C'est
possible ! L'autogestion d'une usine par ses ouvriers. La mise en
coopérative de près de 200 entreprises en Argentine,
de l'emploi pour 15 000 personnes avec de vrais salaires, une productivité
croissante, c'est possible ! nous dit Naomi Klein. Après une
longue série de documentaires consacrés aux fermetures
d'usines et à leurs dégâts socio -psychologiques
(de Roger and me (Michael Moore) à Rêve
d'usine (Luc Decaster) ou Paroles de Bibs (Jocelyn Lemaire-Darnaud))
courant des années 90, l'heure est à la réaction.
The take, c'est la prise du travail mais surtout la prise
de conscience de la classe ouvrière.
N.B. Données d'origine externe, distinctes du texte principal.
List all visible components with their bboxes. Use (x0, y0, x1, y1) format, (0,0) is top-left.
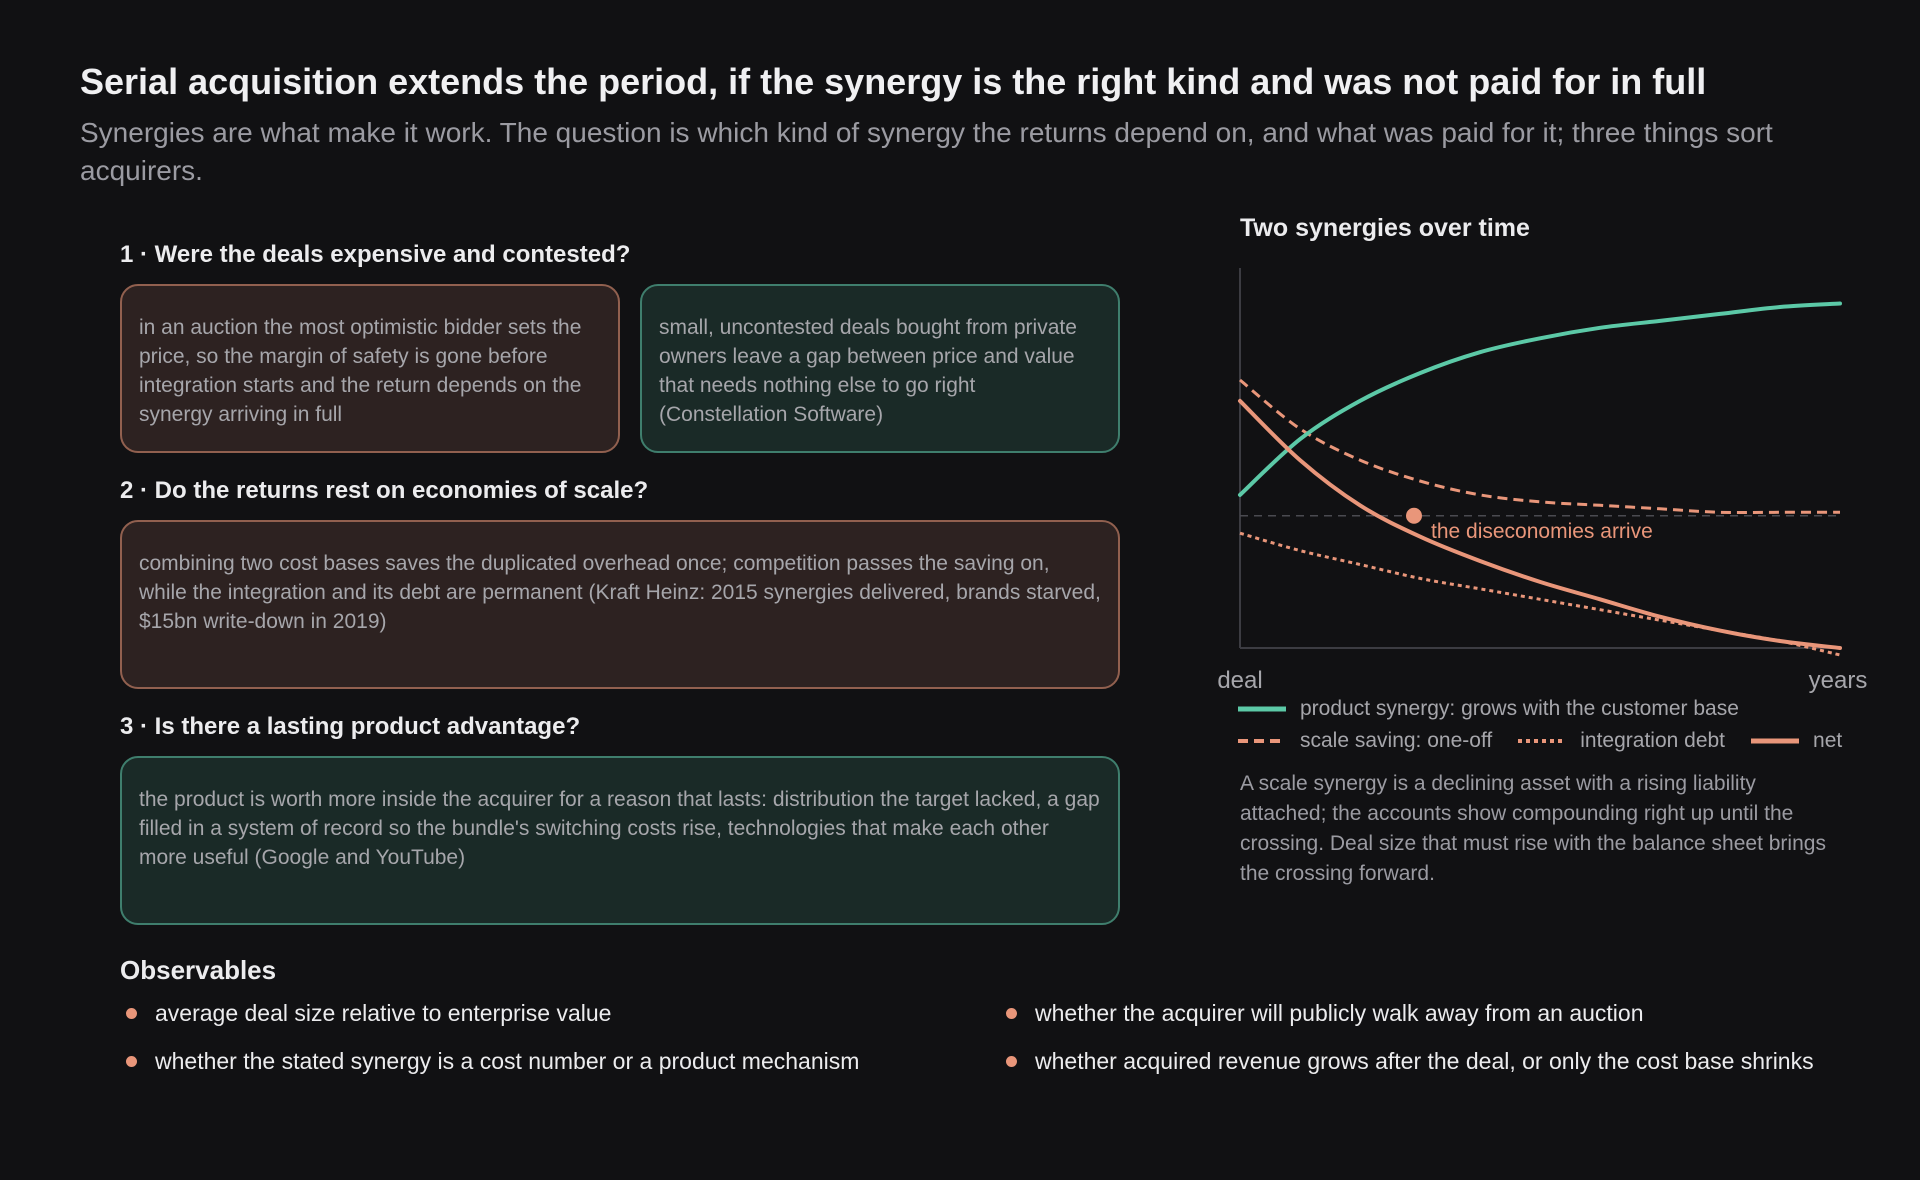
observable-item: whether the stated synergy is a cost num… (126, 1048, 859, 1075)
observable-item: whether acquired revenue grows after the… (1006, 1048, 1814, 1075)
crossing-annotation: the diseconomies arrive (1431, 520, 1653, 543)
bullet-dot (1006, 1008, 1017, 1019)
chart-note: A scale synergy is a declining asset wit… (1240, 772, 1826, 885)
observables-title: Observables (120, 955, 277, 985)
legend-item-product: product synergy: grows with the customer… (1238, 697, 1739, 721)
synergy-chart: the diseconomies arrive deal years (1217, 268, 1868, 694)
observable-text: whether acquired revenue grows after the… (1035, 1048, 1814, 1074)
legend-label: integration debt (1580, 729, 1726, 752)
legend-swatch-solid-green (1238, 706, 1286, 712)
bullet-dot (126, 1056, 137, 1067)
series-product-synergy (1238, 301, 1842, 497)
legend-label: product synergy: grows with the customer… (1300, 697, 1739, 720)
question-2-box-scale: combining two cost bases saves the dupli… (120, 520, 1120, 689)
crossing-marker (1406, 507, 1422, 524)
question-1-heading: 1 · Were the deals expensive and contest… (120, 241, 631, 268)
observable-text: average deal size relative to enterprise… (155, 1000, 612, 1026)
chart-title: Two synergies over time (1240, 214, 1530, 242)
question-1-box-contested: in an auction the most optimistic bidder… (120, 284, 620, 453)
x-tick-years: years (1809, 667, 1868, 694)
observable-item: average deal size relative to enterprise… (126, 1000, 611, 1027)
observable-text: whether the stated synergy is a cost num… (155, 1048, 860, 1074)
question-1-box-uncontested: small, uncontested deals bought from pri… (640, 284, 1120, 453)
chart-legend-row-1: product synergy: grows with the customer… (1238, 694, 1765, 724)
observable-text: whether the acquirer will publicly walk … (1035, 1000, 1644, 1026)
bullet-dot (1006, 1056, 1017, 1067)
legend-swatch-dotted (1518, 739, 1567, 743)
chart-legend-row-2: scale saving: one-off integration debt n… (1238, 726, 1868, 756)
legend-item-debt: integration debt (1518, 729, 1725, 753)
observable-item: whether the acquirer will publicly walk … (1006, 1000, 1644, 1027)
legend-swatch-solid-orange (1751, 738, 1800, 744)
page-title: Serial acquisition extends the period, i… (80, 61, 1707, 102)
question-3-heading: 3 · Is there a lasting product advantage… (120, 713, 581, 740)
series-net (1238, 398, 1842, 650)
question-3-box-product: the product is worth more inside the acq… (120, 756, 1120, 925)
page-subtitle: Synergies are what make it work. The que… (80, 117, 1773, 186)
bullet-dot (126, 1008, 137, 1019)
series-scale-saving (1239, 378, 1840, 515)
legend-swatch-dashed (1238, 739, 1286, 743)
question-2-heading: 2 · Do the returns rest on economies of … (120, 477, 649, 504)
legend-label: net (1813, 729, 1843, 752)
legend-item-scale: scale saving: one-off (1238, 729, 1492, 753)
legend-label: scale saving: one-off (1300, 729, 1493, 752)
x-tick-deal: deal (1217, 667, 1262, 694)
legend-item-net: net (1751, 729, 1842, 753)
On pense aussi à
Reprise de Hervé Le Roux, au visage de cette femme
qui refuse de reprendre le travail aux usines Wonder en 1968, elle
crie, elle pleure qu'elle "ne remettra plus les pieds dans cette
taule!". À cette époque, la notion même de
travail était remise en cause. 36 ans plus tard, une autre
femme pleure dans The take, mais cette fois c'est parce que
son mari a perdu son emploi et par là même "sa dignité
d'homme" ! Aujourd'hui, le travail est bien la valeur suprême.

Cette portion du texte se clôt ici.